Long Range PlanEssay Preview: Long Range PlanReport this essayDo you agree that mining physician data should be illegal? Why or why not?Data mining should be illegal for the pharmaceutical companies to gather data for prescriptions to doctors. In some cases, data mining has generated numerous law suits and wrongful deaths. It is based solely on the ethic principle, especially when some drugs are not FDA approved. Public officials, professional societies and physicians have called for stricter regulation of the physician-sales representative relations. There were reports where physicians were provided gifts and even extra payment during the meeting sessions. Even worse is when the sales agencies sell the consumers personal contact information to other similar agencies. Anything that influences the physician to prescribe a particular drug should be illegal, if not based on a FDA approved drug. This only provides more opportunity for corruption for physicians to receive “cut backs” for their efforts to sell a particular drug of choice.
As a patient how do you feel about pharmaceutical companies mining your doctors data?Given the high costs of their detailing efforts, drug companies are eager to employ the most efficient ways to identify physicians who might be persuaded to prescribe their drugs. From the patients perspective, this is truly a violation of privacy and it has not been proven that the pharmaceutical companies are not using your personal information for other illegal means to increase sales and productivity. Mining is acceptable when used to inform health care research and that only. Some of the recalled drugs in the past were prescribed by many doctors due to the efforts of influence by the pharmaceutical companies. Also, these actions increase the possibility of physicians prescribing more expensive drugs to patients versus the less expensive or generic brands, which are both effective. Increases in health care cost are affected by these prescribing decisions.
As an employee one of the pharmaceutical companies how do you feel about mining physician data?While concerns about patient confidentiality have been voiced about data mining, data mining companies are required to strip their records of information that can identify patients. It is mandated and enforced by HIPAA (Orentlicher, 2010). Even as an employee, data mining of physicians for monetary gain and selling the information to other organization should be considered illegal. The possibility of an unethical dilemma is highly-likely for employees who are forced to disclose personal information to third parties by upper management. This is problematic not only for the patients well-being but also for societys health care spending as well. The inadequate treatment may also result in the need for costly, in-patient treatment at a hospital. As usual,
A physician is an employee with no personal personal information, and the information is kept in a private file which is kept “private”… that is, only to employees.
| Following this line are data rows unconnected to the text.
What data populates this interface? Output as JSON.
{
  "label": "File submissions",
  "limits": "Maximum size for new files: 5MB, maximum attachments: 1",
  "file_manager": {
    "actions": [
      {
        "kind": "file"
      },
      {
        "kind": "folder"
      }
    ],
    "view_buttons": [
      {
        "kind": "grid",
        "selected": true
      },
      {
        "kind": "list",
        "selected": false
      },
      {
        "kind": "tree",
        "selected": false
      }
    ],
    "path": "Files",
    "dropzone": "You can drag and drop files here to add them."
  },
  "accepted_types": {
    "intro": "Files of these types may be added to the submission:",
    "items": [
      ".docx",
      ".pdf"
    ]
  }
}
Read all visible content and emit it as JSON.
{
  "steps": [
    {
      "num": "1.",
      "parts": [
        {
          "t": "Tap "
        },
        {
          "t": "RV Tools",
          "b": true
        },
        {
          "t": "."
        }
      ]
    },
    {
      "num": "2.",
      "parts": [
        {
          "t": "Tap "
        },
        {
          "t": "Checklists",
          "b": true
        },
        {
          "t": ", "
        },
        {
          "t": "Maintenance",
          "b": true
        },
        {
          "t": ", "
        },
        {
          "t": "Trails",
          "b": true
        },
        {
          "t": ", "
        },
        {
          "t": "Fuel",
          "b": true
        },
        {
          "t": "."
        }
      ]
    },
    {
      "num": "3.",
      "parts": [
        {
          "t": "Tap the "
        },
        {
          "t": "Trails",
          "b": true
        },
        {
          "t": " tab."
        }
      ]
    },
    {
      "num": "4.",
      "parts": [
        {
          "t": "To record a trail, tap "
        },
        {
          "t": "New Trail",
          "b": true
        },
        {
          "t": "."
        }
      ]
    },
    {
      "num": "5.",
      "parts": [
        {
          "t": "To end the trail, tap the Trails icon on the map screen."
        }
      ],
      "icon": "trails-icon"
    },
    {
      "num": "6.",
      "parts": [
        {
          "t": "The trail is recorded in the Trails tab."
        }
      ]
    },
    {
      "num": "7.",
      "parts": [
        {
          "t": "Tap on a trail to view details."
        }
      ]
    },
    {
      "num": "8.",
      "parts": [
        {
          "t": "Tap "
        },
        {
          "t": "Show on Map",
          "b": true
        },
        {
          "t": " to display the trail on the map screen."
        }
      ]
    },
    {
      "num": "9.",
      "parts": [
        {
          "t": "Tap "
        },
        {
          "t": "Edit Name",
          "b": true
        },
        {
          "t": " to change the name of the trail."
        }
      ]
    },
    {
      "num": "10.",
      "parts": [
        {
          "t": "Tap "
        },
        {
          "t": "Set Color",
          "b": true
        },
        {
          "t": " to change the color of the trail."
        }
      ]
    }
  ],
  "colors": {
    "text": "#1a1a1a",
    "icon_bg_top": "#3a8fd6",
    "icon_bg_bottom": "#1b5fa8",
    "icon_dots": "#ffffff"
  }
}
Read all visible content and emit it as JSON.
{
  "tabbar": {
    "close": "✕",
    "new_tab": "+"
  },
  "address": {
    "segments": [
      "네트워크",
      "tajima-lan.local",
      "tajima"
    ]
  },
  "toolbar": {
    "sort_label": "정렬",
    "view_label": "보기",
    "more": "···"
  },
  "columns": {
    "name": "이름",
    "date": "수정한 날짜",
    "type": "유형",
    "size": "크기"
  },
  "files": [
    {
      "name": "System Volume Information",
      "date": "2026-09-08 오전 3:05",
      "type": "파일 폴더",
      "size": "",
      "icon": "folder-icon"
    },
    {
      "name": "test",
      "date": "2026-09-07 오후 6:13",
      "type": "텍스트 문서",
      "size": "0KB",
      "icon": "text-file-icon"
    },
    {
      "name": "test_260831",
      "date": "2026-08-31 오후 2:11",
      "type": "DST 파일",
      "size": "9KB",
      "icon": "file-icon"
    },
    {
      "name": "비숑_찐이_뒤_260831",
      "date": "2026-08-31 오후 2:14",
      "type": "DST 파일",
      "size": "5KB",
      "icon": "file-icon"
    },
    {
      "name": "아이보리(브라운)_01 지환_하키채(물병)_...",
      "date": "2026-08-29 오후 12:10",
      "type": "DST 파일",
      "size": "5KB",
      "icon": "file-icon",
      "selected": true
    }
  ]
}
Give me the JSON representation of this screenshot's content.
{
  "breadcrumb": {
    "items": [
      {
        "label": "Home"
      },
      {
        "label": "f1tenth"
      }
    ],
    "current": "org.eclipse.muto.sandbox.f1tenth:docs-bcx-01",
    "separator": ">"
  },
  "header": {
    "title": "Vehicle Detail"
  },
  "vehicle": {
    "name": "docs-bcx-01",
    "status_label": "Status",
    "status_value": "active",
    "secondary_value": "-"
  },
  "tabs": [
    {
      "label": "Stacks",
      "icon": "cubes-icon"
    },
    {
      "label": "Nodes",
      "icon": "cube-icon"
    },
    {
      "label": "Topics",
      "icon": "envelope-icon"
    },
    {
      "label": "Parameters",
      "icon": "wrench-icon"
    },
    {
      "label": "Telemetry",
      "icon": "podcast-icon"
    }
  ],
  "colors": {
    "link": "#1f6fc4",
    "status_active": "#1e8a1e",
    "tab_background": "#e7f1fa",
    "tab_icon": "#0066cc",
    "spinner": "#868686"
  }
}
The law specifies that a physician has the right “to obtain…the necessary information” about a patient. It does not, however, mandate “any special information or specific personal information that could pose a substantial risk of disclosing the physician’s name, address, telephone number, or other personal information to the public or others using that [employee’s] identity, except to those whose records are maintained by the public and those persons whose individual records are in the patient’s possession and are not in the patient’s physical possession (Burdock, p. 546). It does state that the physician who provides the information must not be considered an unqualified employee and that any employee that might take such care is subject to the same treatment (Burdock, p. 546-547). The law does not provide additional protections for medical information without a doctor’s direct consent.
A physician who is deemed ‘a representative’ has been described as being at risk of being “obliged or otherwise excluded from the use of health care resources”. As a result, it is advisable the law of employer privacy regulations apply to both physicians and patients. As with other privacy rights the law protects “other interests” including the confidentiality, privacy and confidentiality of information held while the physician performs care or patients are present in a specified area.
In addition there is also a definition of ‘personal data’, which encompasses information that’s stored and accessed in a doctor’s room or medical records. It is also a common practice for non-profit organization to collect personal data for financial gain or to sell the data to other organization for further monetary gain. The law does not mandate the collection the data for “personal purposes”, but the law also requires physicians to disclose the personal information to their patients. This is different than a physician would be required to disclose personal information to their patients… the statute specifically doesn’t define “personal data” but rather “information on which there is a reasonable suspicion that a patient has received, or that may have received, a medical or behavioral diagnostic test, or treatment, that a doctor or physician might consider necessary for screening, therapy, or referral (Lagrave, 2012). There may be other data that is obtained through personal data collection or sale and the data being collected by a physician may provide useful information for physicians with an understanding of the risks incurred for patient access and may enhance their ability to perform their job in a timely manner. This information is collected at a medical or mental health emergency facility that must be administered to a physician to ensure safe, sound and effective management.